Investment Grade Issuance Tops $1 trillion
Treasury yields were little changed through June 12, before reports emerged over the weekend that the United States and Iran had reached an agreement to end the conflict and reopen the Strait of Hormuz. Front-end yields out to two months remained largely unchanged, while maturities from three months to twenty years moved less than 10 basis points during the period (see chart below). As a result, the yield levels shown below do not reflect any potential market reaction to the agreement. While the Treasury market was relatively quiet through mid-month, investor attention shifted toward developments in the equity and credit markets.
In equities, the spotlight was on SpaceX, which completed the largest IPO in history. The month also saw both Anthropic and OpenAI announce plans to go public within days of each other, further fueling enthusiasm around artificial intelligence-related investments. Despite the excitement surrounding AI, equity market performance was mixed. The Dow Jones Industrial Average posted a modest gain of 0.3%, while the S&P 500 declined 2.0% and the Nasdaq fell 4.0% during the first half of the month.
Credit markets continued to demonstrate remarkable strength. Investment-grade corporate bond issuance surpassed $1 trillion in early June, reaching that milestone at the fastest pace since 2020. The surge in issuance has been driven in part by elevated capital spending needs related to AI infrastructure and technology investment. For perspective, investment-grade issuance did not exceed $1 trillion until August in 2025, and prior to 2020, that threshold was typically not reached until much later in the year. Despite the increase in supply, investment-grade credit spreads remain tighter on a year-to-date basis, underscoring continued investor demand and the resilience of the corporate bond market.

Week Ahead: First FOMC Meeting Under Warsh
This Tuesday and Wednesday will mark the first FOMC meeting chaired by newly appointed Fed Chair Kevin Warsh. One of the key areas of focus will be whether the Committee removes its longstanding easing bias from the official policy statement. Consensus expectations are for the FOMC to revise the phrase, “In considering the extent and timing of additional adjustments to the target range for the federal funds rate,” as the current language implies that the next policy move is more likely to be a rate cut than a hike.
The Committee will also release an updated Summary of Economic Projections (SEP).
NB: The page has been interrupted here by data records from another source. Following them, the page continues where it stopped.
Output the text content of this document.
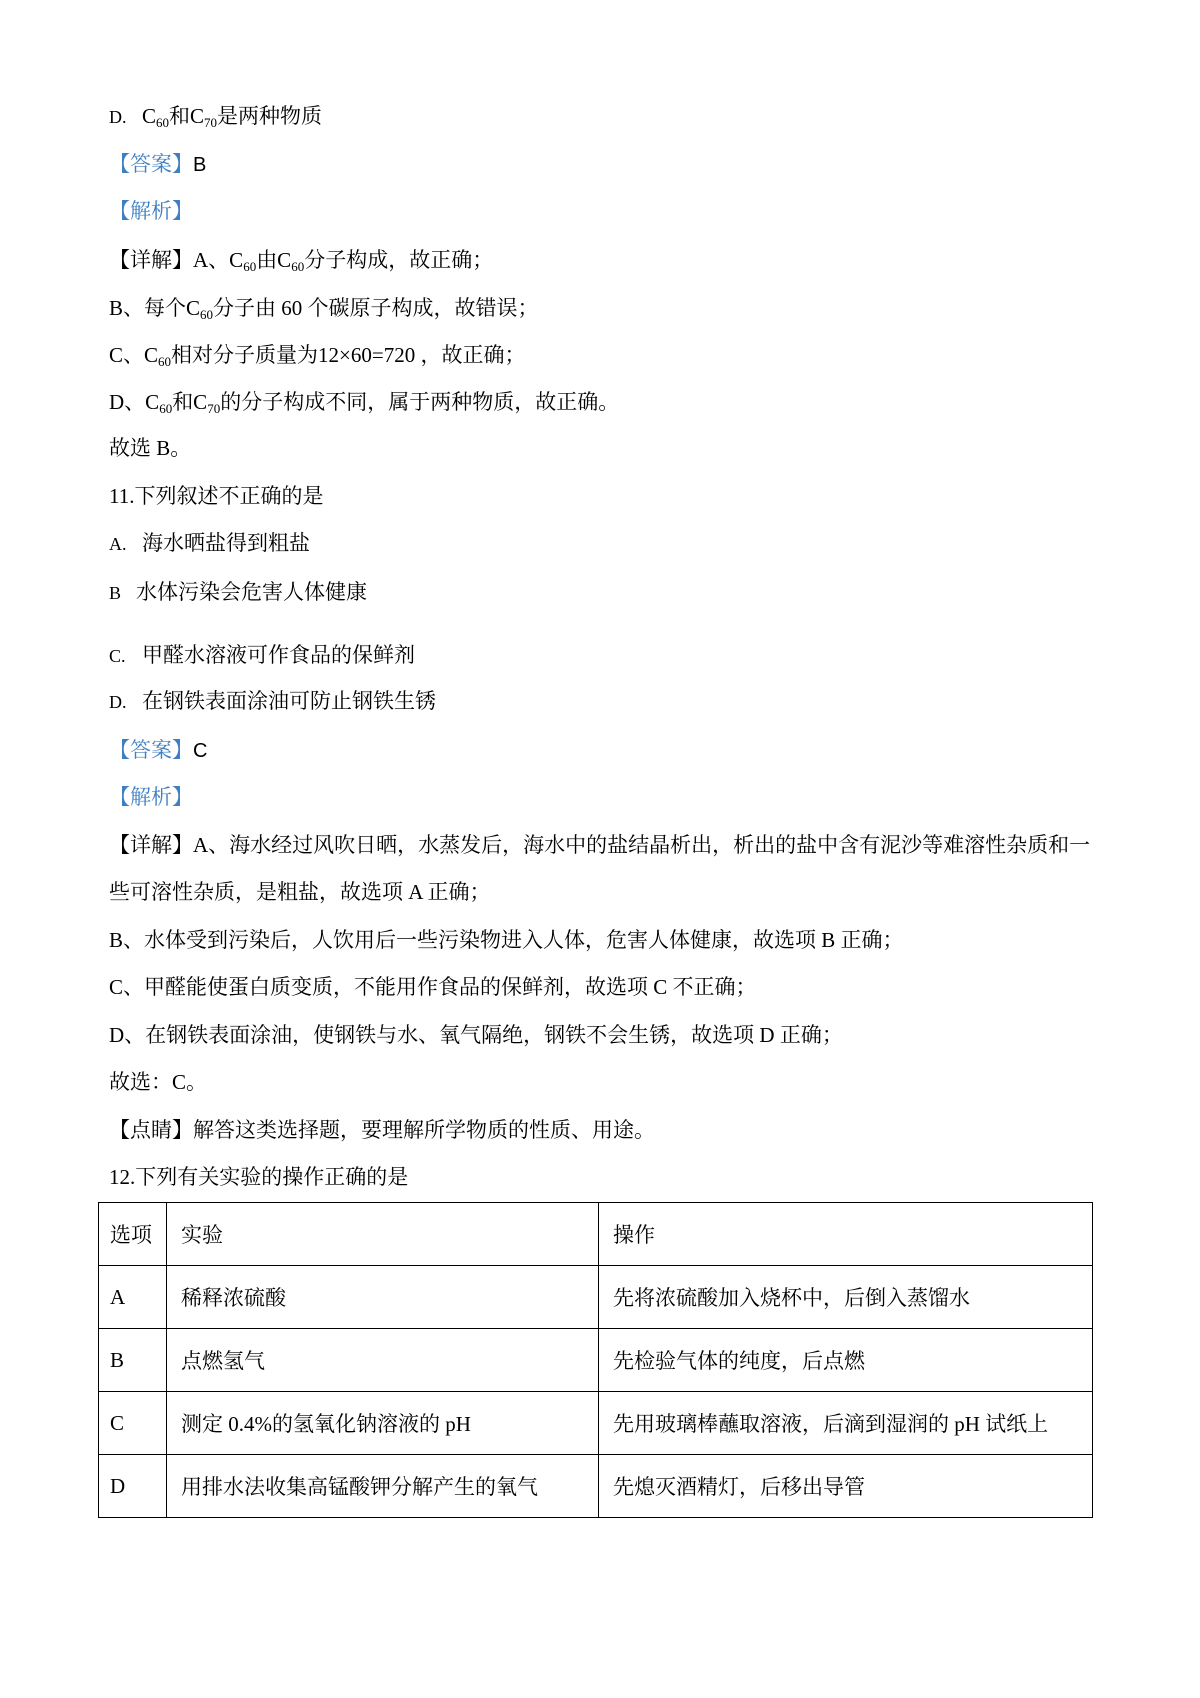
D. $C_{60}$和$C_{70}$是两种物质
【答案】B
【解析】
【详解】A、$C_{60}$由$C_{60}$分子构成，故正确；
B、每个$C_{60}$分子由 60 个碳原子构成，故错误；
C、$C_{60}$相对分子质量为12×60=720 ，故正确；
D、$C_{60}$和$C_{70}$的分子构成不同，属于两种物质，故正确。
故选 B。
11.下列叙述不正确的是
A. 海水晒盐得到粗盐
B 水体污染会危害人体健康
C. 甲醛水溶液可作食品的保鲜剂
D. 在钢铁表面涂油可防止钢铁生锈
【答案】C
【解析】
【详解】A、海水经过风吹日晒，水蒸发后，海水中的盐结晶析出，析出的盐中含有泥沙等难溶性杂质和一
些可溶性杂质，是粗盐，故选项 A 正确；
B、水体受到污染后，人饮用后一些污染物进入人体，危害人体健康，故选项 B 正确；
C、甲醛能使蛋白质变质，不能用作食品的保鲜剂，故选项 C 不正确；
D、在钢铁表面涂油，使钢铁与水、氧气隔绝，钢铁不会生锈，故选项 D 正确；
故选：C。
【点睛】解答这类选择题，要理解所学物质的性质、用途。
12.下列有关实验的操作正确的是
选项	实验	操作
A	稀释浓硫酸	先将浓硫酸加入烧杯中，后倒入蒸馏水
B	点燃氢气	先检验气体的纯度，后点燃
C	测定 0.4%的氢氧化钠溶液的 pH	先用玻璃棒蘸取溶液，后滴到湿润的 pH 试纸上
D	用排水法收集高锰酸钾分解产生的氧气	先熄灭酒精灯，后移出导管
In its previous projections, the Fed anticipated one 25-basis-point rate cut in 2026 and another in 2027. Prior to the weekend, market expectations were that policymakers would remove the projected 2026 rate cut, with some participants potentially penciling in rate hikes given persistent inflation pressures. However, the reported agreement between the United States and Iran introduces a potentially important new variable. If the agreement leads to lower oil prices and easing inflation concerns, it will be interesting to see whether and how those developments influence the Committee’s economic and policy outlook.
Warsh’s press conference will be closely watched for insight into his broader monetary policy framework. Investors will be looking for clues regarding his preferred inflation measures, views on forward guidance, frequency of Fed communications, and perspective on the dot plot itself. Several economists have speculated that Warsh may choose not to submit a policy-rate projection, reflecting his long-standing skepticism toward forward guidance and the signaling effects of the dot plot.
At his first meeting as Chair, Warsh is expected to strike a balanced and data-dependent tone. While he is unlikely to signal support for near-term rate cuts, he may also avoid explicitly endorsing future rate hikes. The reported U.S.-Iran agreement has the potential to ease one of the Fed’s primary inflation concerns by lowering energy prices and reducing the risk of a broader inflation shock. Given the significant shift in Fed leadership and the uncertainty surrounding the policy outlook, his press conference is likely to be one of the most closely watched Fed events of the year.